Он продолжал бы еще, пожалуй, свои низменные политические признания, но вошел кастелян и, шепнув ему что-то на ухо, обратился к Зарембе:
– Подожди меня тут, мне нужно поговорить с епископом о важных делах.
Оба вышли торопливо. Заремба вернулся в опустевшие залы, где гайдуки раскрывали уже окна и какой-то клирик кадил медным паникадилом. Север глубоко задумался над словами епископа и над своим весьма необычным положением. Не чувствовал себя способным к той службе, которую сватал ему кастелян и диктовала польза его "дела". Содрогался при одной мысли об этой службе и становился все мрачнее, как эти покои, погрузившиеся в серый сумрак и зиявшие точно черные ямы, из которых лишь кое-где блестели зеркала и позолота.

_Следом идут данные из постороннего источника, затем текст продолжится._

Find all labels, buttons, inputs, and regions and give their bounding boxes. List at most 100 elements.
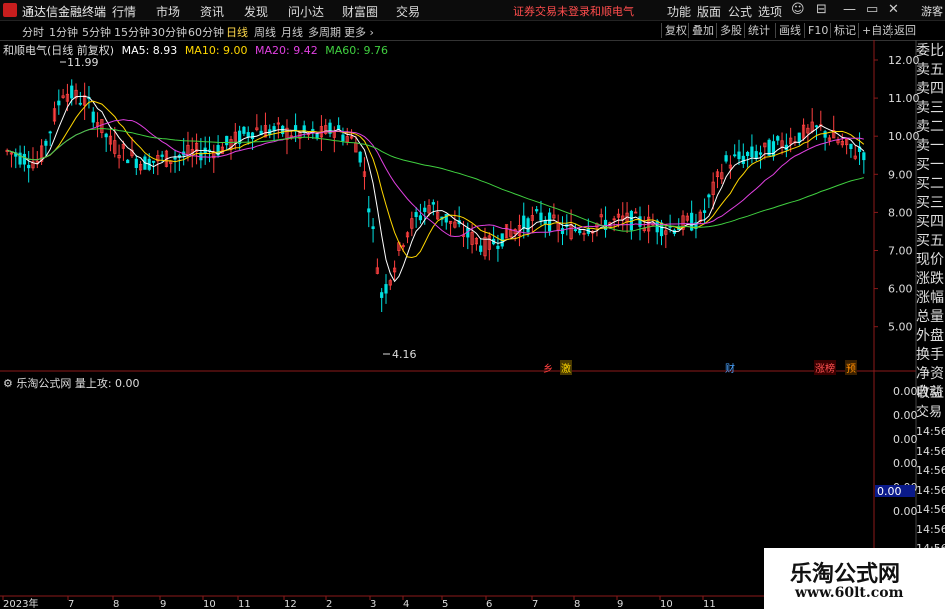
candle-body — [173, 157, 177, 160]
trade-field-1[interactable]: 交易 — [916, 403, 945, 423]
candle-body — [126, 159, 130, 164]
sub-tick-label: 0.00 — [893, 505, 918, 518]
candle-body — [547, 212, 552, 232]
event-marker-forecast[interactable]: 预 — [845, 360, 857, 375]
quote-field-4: 卖二 — [916, 119, 944, 135]
candle-body — [702, 210, 707, 213]
watermark-title: 乐淘公式网 — [790, 562, 901, 587]
candle-body — [573, 229, 578, 231]
candle-body — [418, 215, 423, 221]
ma5-line — [7, 95, 865, 283]
candle-body — [741, 155, 745, 164]
candle-body — [543, 220, 547, 224]
candle-body — [535, 209, 539, 212]
sub-current-value: 0.00 — [877, 485, 902, 498]
candle-body — [48, 131, 52, 134]
trade-field-7: 14:56 — [916, 522, 945, 536]
candle-body — [22, 153, 26, 165]
ma10-line — [7, 100, 865, 259]
candle-body — [444, 213, 448, 223]
candle-body — [733, 154, 737, 157]
quote-field-14: 总量 — [916, 309, 944, 325]
candle-body — [246, 132, 250, 138]
candle-body — [560, 228, 565, 235]
quote-field-12: 涨跌 — [916, 271, 944, 287]
event-marker-2[interactable]: 激 — [560, 360, 572, 375]
min-price-label: 4.16 — [392, 348, 417, 361]
candle-body — [311, 128, 315, 132]
candle-body — [44, 140, 48, 146]
time-tick-label: 10 — [203, 599, 216, 609]
sub-tick-label: 0.00 — [893, 433, 918, 446]
time-tick-label: 2023年 — [3, 597, 38, 609]
candle-body — [91, 111, 95, 123]
event-marker-1[interactable]: 乡 — [542, 360, 554, 375]
quote-field-3: 卖三 — [916, 100, 944, 116]
ma5-label: MA5: 8.93 — [121, 44, 178, 57]
candle-body — [758, 152, 763, 155]
candle-body — [70, 85, 74, 99]
moving-average-lines — [7, 95, 865, 283]
price-axis: 12.00 11.00 10.00 9.00 8.00 7.00 6.00 5.00 — [874, 54, 920, 334]
candle-body — [384, 284, 388, 294]
candle-body — [242, 126, 246, 134]
sub-legend: ⚙ 乐淘公式网 量上攻: 0.00 — [3, 377, 140, 390]
time-tick-label: 5 — [442, 599, 448, 609]
max-price-label: 11.99 — [67, 56, 99, 69]
quote-field-9: 买四 — [916, 214, 944, 230]
candle-body — [78, 102, 82, 105]
candle-body — [134, 158, 138, 168]
candle-body — [423, 207, 427, 212]
kline-chart[interactable]: 12.00 11.00 10.00 9.00 8.00 7.00 6.00 5.00 0.00… — [0, 0, 945, 609]
quote-field-10: 买五 — [916, 233, 944, 249]
quote-field-0: 委比 — [916, 43, 944, 59]
candle-body — [358, 151, 362, 163]
candle-body — [57, 100, 61, 106]
candle-body — [522, 215, 526, 229]
trade-field-6: 14:56 — [916, 503, 945, 516]
sub-axis: 0.000.000.000.000.000.00 — [893, 385, 918, 518]
time-tick-label: 2 — [326, 599, 332, 609]
quote-field-8: 买三 — [916, 195, 944, 211]
main-legend: 和顺电气(日线 前复权) MA5: 8.93 MA10: 9.00 MA20: … — [3, 42, 392, 58]
sub-tick-label: 0.00 — [893, 409, 918, 422]
time-tick-label: 7 — [68, 599, 74, 609]
trade-field-0[interactable]: 自动 — [916, 383, 945, 403]
candle-body — [750, 146, 754, 158]
quote-field-11: 现价 — [916, 252, 944, 268]
candle-body — [724, 155, 728, 162]
candle-body — [151, 160, 156, 163]
price-tick-label: 10.00 — [888, 130, 920, 143]
candle-body — [707, 194, 711, 198]
candle-body — [659, 222, 664, 237]
candle-body — [849, 143, 853, 150]
candle-body — [797, 132, 801, 143]
candle-body — [496, 245, 500, 249]
candle-body — [526, 218, 530, 233]
time-tick-label: 7 — [532, 599, 538, 609]
candle-body — [341, 134, 345, 142]
sub-legend-label: 乐淘公式网 量上攻: 0.00 — [16, 377, 140, 390]
time-tick-label: 6 — [486, 599, 492, 609]
event-marker-rank[interactable]: 涨榜 — [814, 360, 836, 375]
time-axis: 2023年 7 8 9 10 11 12 2 3 4 5 6 7 8 9 10 11 — [2, 596, 716, 609]
time-tick-label: 4 — [403, 599, 409, 609]
time-tick-label: 3 — [370, 599, 376, 609]
candle-body — [225, 135, 229, 146]
trade-field-4: 14:56 — [916, 464, 945, 477]
quote-field-16: 换手 — [916, 347, 944, 363]
event-marker-finance[interactable]: 财 — [724, 360, 736, 375]
sub-tick-label: 0.00 — [893, 385, 918, 398]
candle-body — [754, 151, 758, 159]
candle-body — [737, 151, 741, 160]
candle-body — [104, 133, 108, 138]
candle-body — [539, 212, 543, 221]
candle-body — [862, 152, 866, 161]
time-tick-label: 8 — [113, 599, 119, 609]
ma60-label: MA60: 9.76 — [325, 44, 388, 57]
quote-field-5: 卖一 — [916, 138, 944, 154]
candle-body — [776, 136, 780, 141]
candle-body — [367, 208, 371, 213]
candlestick-series — [5, 79, 866, 313]
time-tick-label: 8 — [574, 599, 580, 609]
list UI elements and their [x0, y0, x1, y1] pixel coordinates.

Кастелян долго заставил себя ждать. Измученный ожиданием, Заремба стал прохаживаться по пустым комнатам, заглядывая в разные уголки, и наткнулся в конце концов на епископскую опочивальню: широкое ложе с высоким пологом стояло посреди комнаты на толстом, пушистом ковре, а из-за него пробивался свет и слышались чьи-то голоса.
Заремба не мог удержаться, заглянул и туда и остановился точно вкопанный. В комнате, обитой гобеленами, на которых было изображено нежнейшими красками распятие Христа, разговаривало несколько человек. Серебряные канделябры сверкали огнями, в хрустальной люстре тоже горело десятка два свеч. За большим круглым столом, заваленным бумагами, сидел епископ, рядом с ним занимал место кастелян, дальше видна была голова гетмана Коссаковского и лицо Анквича с цинической улыбкой. Толстый, с выцветшими голубыми глазами и как бы обросшими плесенью щеками, Белинский, один из председателей сейма, сидел рядом с Забеллой и молодым Нарбутом. Ксендз-секретарь Воллович вертел пухлые пальцы над выпяченным животом, поглядывая из-под густых нависших бровей на епископа. За ним скромно жались какие-то безмолвные, робкие на вид личности. Красовался также на видном месте Новаковский, упивавшийся наслаждением от своего присутствия при разговоре.